Yesterday the Senate failed to pass a procedural vote on granting the president Trade Promotion Authority (TPA or so-called “fast-track“). As Ed Kilgore noted, this is probably not the end of the line for TPA. It will likely be brought up again very soon.
As I read commentary about the debate on this legislation, I often see an assumption that this TPA bill is exactly the same as others that have been approved in the past. Statements like this one from Senator Elizabeth Warren are regularly repeated.
The president has committed only to letting the public see this deal after Congress votes to authorize fast track. At that point it will be impossible for us to amend the agreement or to block any part of it without tanking the whole TPP. The TPP is basically done.
Here’s Steve Benen saying basically the same thing.
At issue is something called “trade-promotion authority” – also known as “fast-track” – which is intended to streamline the process. As we discussed a month ago, the proposal would empower President Obama to move forward on the Trans-Pacific Partnership, negotiating its specific provisions. If successful, the White House would then present a finished TPP to Congress for an up-or-down vote – with no amendments.
Lawmakers would effectively have a take-it-or-leave-it opportunity.
And finally, here’s Caitlin MacNeal:
“Fast track” authority would limit Congress to a simple up or down vote on the TPP without amending the deal.
That’s pretty much how TPA is being described across the board. Those statements would be accurate if we were talking about trade promotion authority that has been approved in the past. But for the first time, the current TPA bill (you can download it from that link) contains the ability for Congress to pass a “procedural disapproval resolution” after a particular trade agreement is presented to them. Such a resolution can be presented for several reasons, but the most likely would be that it fails to adhere to the “trade negotiation objectives” outlined in the bill (IOW, a pretty open door). If such a resolution were to pass, it negates trade promotion authority and consideration of the agreement would then be open to amendments and a filibuster.

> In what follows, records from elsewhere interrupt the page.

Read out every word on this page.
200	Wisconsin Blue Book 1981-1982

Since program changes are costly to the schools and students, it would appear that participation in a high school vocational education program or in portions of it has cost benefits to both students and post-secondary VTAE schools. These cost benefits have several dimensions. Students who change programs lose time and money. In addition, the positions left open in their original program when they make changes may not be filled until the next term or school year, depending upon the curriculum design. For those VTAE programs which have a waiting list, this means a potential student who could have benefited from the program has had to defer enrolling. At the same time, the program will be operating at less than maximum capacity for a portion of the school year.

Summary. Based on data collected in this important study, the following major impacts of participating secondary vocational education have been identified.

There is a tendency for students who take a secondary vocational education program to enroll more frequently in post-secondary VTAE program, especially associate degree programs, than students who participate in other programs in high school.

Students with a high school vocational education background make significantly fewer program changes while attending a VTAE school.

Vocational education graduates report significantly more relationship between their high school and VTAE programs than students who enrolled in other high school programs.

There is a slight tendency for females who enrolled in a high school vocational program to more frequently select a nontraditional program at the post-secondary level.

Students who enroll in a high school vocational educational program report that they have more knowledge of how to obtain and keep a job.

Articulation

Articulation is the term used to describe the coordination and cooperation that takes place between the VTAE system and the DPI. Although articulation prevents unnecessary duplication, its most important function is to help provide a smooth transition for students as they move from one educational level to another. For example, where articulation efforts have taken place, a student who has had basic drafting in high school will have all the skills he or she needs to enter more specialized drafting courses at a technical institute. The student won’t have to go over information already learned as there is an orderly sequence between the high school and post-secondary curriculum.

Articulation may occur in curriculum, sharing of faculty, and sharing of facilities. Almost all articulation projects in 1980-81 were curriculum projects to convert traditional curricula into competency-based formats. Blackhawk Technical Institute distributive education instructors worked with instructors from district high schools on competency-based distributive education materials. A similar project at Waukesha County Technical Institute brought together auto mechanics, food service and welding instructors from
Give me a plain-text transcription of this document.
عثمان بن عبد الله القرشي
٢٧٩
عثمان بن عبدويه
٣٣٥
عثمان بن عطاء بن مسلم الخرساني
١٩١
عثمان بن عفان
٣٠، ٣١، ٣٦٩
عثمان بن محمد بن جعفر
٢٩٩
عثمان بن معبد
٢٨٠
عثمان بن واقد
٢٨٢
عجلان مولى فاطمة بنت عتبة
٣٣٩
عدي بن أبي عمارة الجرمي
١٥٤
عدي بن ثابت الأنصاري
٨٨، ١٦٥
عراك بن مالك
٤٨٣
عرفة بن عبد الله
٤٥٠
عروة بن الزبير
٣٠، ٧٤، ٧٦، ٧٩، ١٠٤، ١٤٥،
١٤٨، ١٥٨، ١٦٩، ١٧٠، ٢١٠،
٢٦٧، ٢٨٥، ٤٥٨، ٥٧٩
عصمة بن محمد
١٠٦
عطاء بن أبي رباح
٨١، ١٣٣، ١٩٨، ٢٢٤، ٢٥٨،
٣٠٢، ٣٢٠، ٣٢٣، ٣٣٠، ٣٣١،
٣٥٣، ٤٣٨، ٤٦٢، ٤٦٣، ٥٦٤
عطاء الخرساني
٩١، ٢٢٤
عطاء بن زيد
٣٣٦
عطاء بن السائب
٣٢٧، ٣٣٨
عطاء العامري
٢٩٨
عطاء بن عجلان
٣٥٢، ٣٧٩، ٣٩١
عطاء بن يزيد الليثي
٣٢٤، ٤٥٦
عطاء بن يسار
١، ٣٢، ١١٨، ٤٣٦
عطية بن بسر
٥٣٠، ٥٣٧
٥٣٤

All of this is available to Congress AFTER a negotiated trade deal has been finalized and made available to the public. In other words, lawmakers would have three options:
1. Approve the trade deal
2. Reject the trade deal
3. Pass a procedural disapproval resolution and open up debate on amendments
Such a resolution would require 60 votes in the Senate to pass. But given that the opponents of TPA required 60 votes to approve it, the fact that dissolving it also requires 60 votes makes sense.